Bug 19617 – [REG 2.085a] Much slower GC compared to 2.084

Status
RESOLVED
Resolution
INVALID
Severity
regression
Priority
P1
Component
druntime
Product
D
Version
D2
Platform
All
OS
All
Creation time
2019-01-26T11:03:57Z
Last change time
2019-03-13T09:18:55Z
Assigned to
No Owner
Creator
Basile-z

Comments

Comment #0 by b2.temp — 2019-01-26T11:03:57Z
I wanted to test something and took this code from the dlang tour: --- // Hey come on, just get the whole army! import std.algorithm : canFind, map, filter, sort, uniq, joiner, chunkBy, splitter; import std.array : array, empty; import std.range : zip; import std.stdio : writeln; import std.string : format; import std.datetime.stopwatch; void main() { StopWatch sw; sw.start; string text = q{This tour will give you an overview of this powerful and expressive systems programming language which compiles directly to efficient, *native* machine code.}; alias pred = c => canFind(" ,.\n", c); auto words = text.splitter!pred .filter!(a => !a.empty); auto wordCharCounts = words .map!"a.count"; zip(wordCharCounts, words) .array() .sort() .uniq() .chunkBy!(a => a[0]) .map!(chunk => format("%d -> %s", chunk[0], chunk[1] .map!(a => a[1]) .joiner(", "))) .joiner("\n") .writeln(); writeln(sw.peek); } --- - dmd args : -O -release -inline -boundscheck=off - exe generated with DMD 2.084 takes on average 110 µs - the one with DMD ~master (aa0c2062499419cc933f9bbf94cf88ec3244e2f9) takes on average 145 µs. Note that the same difference is observed without any DMD arg at all.
Comment #1 by b2.temp — 2019-01-27T09:22:30Z
So it's likely the GC that's slower not the cde generated.
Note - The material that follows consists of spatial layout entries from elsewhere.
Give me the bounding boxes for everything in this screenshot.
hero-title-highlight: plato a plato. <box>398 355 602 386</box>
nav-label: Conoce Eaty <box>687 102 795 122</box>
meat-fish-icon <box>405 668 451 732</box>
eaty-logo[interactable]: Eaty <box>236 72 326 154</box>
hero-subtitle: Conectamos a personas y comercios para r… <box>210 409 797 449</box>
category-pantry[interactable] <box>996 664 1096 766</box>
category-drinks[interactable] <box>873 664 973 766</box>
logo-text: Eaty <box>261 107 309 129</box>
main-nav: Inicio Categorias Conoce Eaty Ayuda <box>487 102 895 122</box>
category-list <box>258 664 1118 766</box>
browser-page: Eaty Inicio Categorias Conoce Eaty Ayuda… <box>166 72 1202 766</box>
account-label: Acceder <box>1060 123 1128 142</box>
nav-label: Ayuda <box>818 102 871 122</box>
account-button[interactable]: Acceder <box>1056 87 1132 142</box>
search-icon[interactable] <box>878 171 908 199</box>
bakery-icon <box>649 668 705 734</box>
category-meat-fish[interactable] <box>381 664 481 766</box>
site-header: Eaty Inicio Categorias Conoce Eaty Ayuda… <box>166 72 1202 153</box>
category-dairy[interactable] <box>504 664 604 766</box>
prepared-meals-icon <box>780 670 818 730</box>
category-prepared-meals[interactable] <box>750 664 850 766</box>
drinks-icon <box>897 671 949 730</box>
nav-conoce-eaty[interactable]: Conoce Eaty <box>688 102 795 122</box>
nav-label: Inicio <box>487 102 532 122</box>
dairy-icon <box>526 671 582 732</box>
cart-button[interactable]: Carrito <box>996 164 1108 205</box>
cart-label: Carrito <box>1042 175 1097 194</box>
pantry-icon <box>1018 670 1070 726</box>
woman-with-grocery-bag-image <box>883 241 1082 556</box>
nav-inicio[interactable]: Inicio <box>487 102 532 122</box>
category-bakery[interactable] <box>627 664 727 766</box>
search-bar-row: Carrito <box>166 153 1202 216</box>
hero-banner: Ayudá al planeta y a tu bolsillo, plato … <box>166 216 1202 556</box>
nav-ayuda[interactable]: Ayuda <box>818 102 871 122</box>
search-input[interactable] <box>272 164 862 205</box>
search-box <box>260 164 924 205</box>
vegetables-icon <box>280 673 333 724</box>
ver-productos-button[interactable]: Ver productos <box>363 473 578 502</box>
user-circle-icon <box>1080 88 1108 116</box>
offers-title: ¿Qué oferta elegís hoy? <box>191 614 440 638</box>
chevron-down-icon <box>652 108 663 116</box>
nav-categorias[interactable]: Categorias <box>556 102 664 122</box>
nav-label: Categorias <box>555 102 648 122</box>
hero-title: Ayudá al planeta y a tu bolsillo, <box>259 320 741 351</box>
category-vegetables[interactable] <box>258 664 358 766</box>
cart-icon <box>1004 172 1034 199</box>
If you add a GC.dsiable; before start the stopwatch the timing are similar using 2.084 and ~master.
Comment #2 by r.sagitario — 2019-01-28T22:45:09Z
There is little difference on my system between 2.083 and git HEAD, maybe 110 µs and 120 µs, respectively. These number are way too small for a benchmark as every unrelated detail can make a big difference. If I make the text longer so that the time is a about 1ms (still very small), the absolute difference is about the same if at all noticable in the noise. The most likely related change in the GC is that intermediate allocation sizes are now supported, too (these were power of 2 only so far). This can lead to less memory being used for the same allocations (up to about 30%), but it also changes when collections are run. Appending to arrays might also reallocate a bit more often.
Comment #3 by b2.temp — 2019-01-31T11:31:04Z
I didn't want to blame you or discredit your recent work on the GC Rainer. I'll try bigger benchmark and close the issue if it appears that I have over-reacted to a micro benchmark.
Comment #4 by r.sagitario — 2019-02-01T07:31:14Z
No problem. I also noticed a couple of changes in the druntime benchmarks, some for the better, some for the worse. Those mostly boiled down to how many garbage collections are run which changes if memory is used differently.